Były też tak zwane "złote myśli", w których koleżanki musiały odpowiadać na rożne pytania. Oj, było ich wiele i każdy inny. Ale trzeba przyznać, że jaką by nie przyjął formę mój pamiętnik w danym momencie - teraz stanowi skarbnicę wielu fantastycznych wspomnień. Jestem pewna, że wielu wydarzeń zapisanych tam nie pamiętałabym gdyby nie one.
Teraz moda na pamiętniki chyba minęła. Chociaż szkoda, bo to była fajna tradycja. Dlatego tym bardziej ucieszyłam się z najnowszej publikacji wydawnictwa FORMAT. Jest nią Złota księga kokeshi.

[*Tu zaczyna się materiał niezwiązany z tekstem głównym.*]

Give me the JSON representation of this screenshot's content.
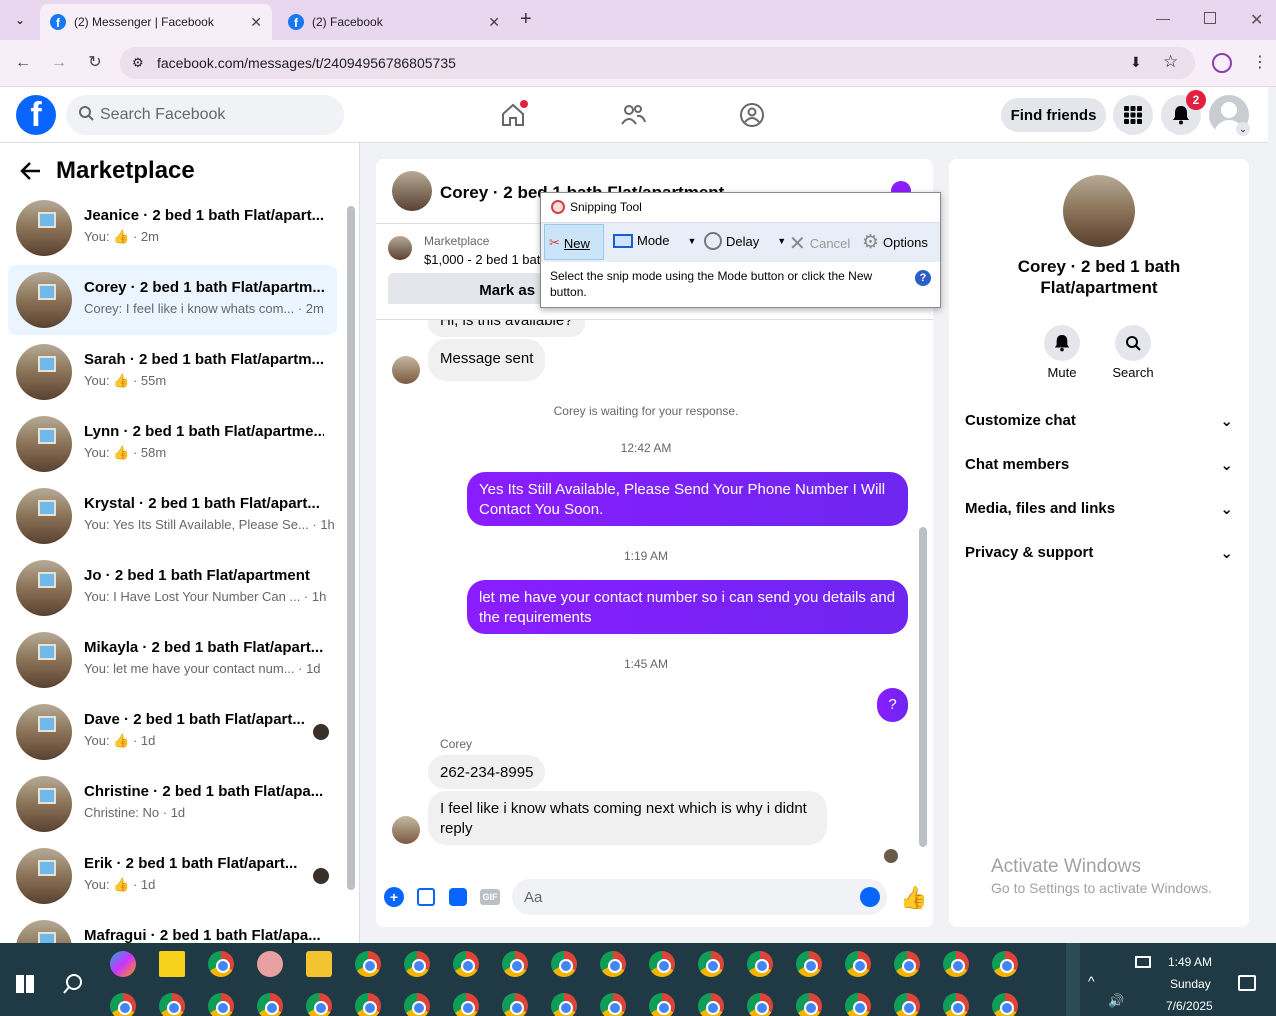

Czyli połączenie wszystkich wymienionych przeze mnie powyżej pamiętników, a nawet jeszcze więcej! I wszystko to stworzone specjalnie dla miłośniczek laleczek kokeshi.
Wewnątrz znajdziemy mnóstwo miejsca na zdjęcia, pamiątki, notatki i wspomnienia! Uważam, że to fantastyczny pomysł dla każdej małej i większej dziewczynki.
Każda strona kryje w sobie coś innego. Jest miejsce na informację o właścicielce pamiętnika jak i o jej koleżankach i kolegach. Są strony z notatkami dotyczącymi adresu zamieszkania czy telefonu znajomych, oraz miejsce gdzie można zanotować ich daty urodzin. Są miejsca na wspomnienia, ważne daty, pamiątki, zdjęcia, marzenia itp. Są też pomysły na różne zabawy! Na przykład nauka rysowania lalek kokeshi lub miejsce, w którym możemy narysować swoich znajomych na styl kokeshi.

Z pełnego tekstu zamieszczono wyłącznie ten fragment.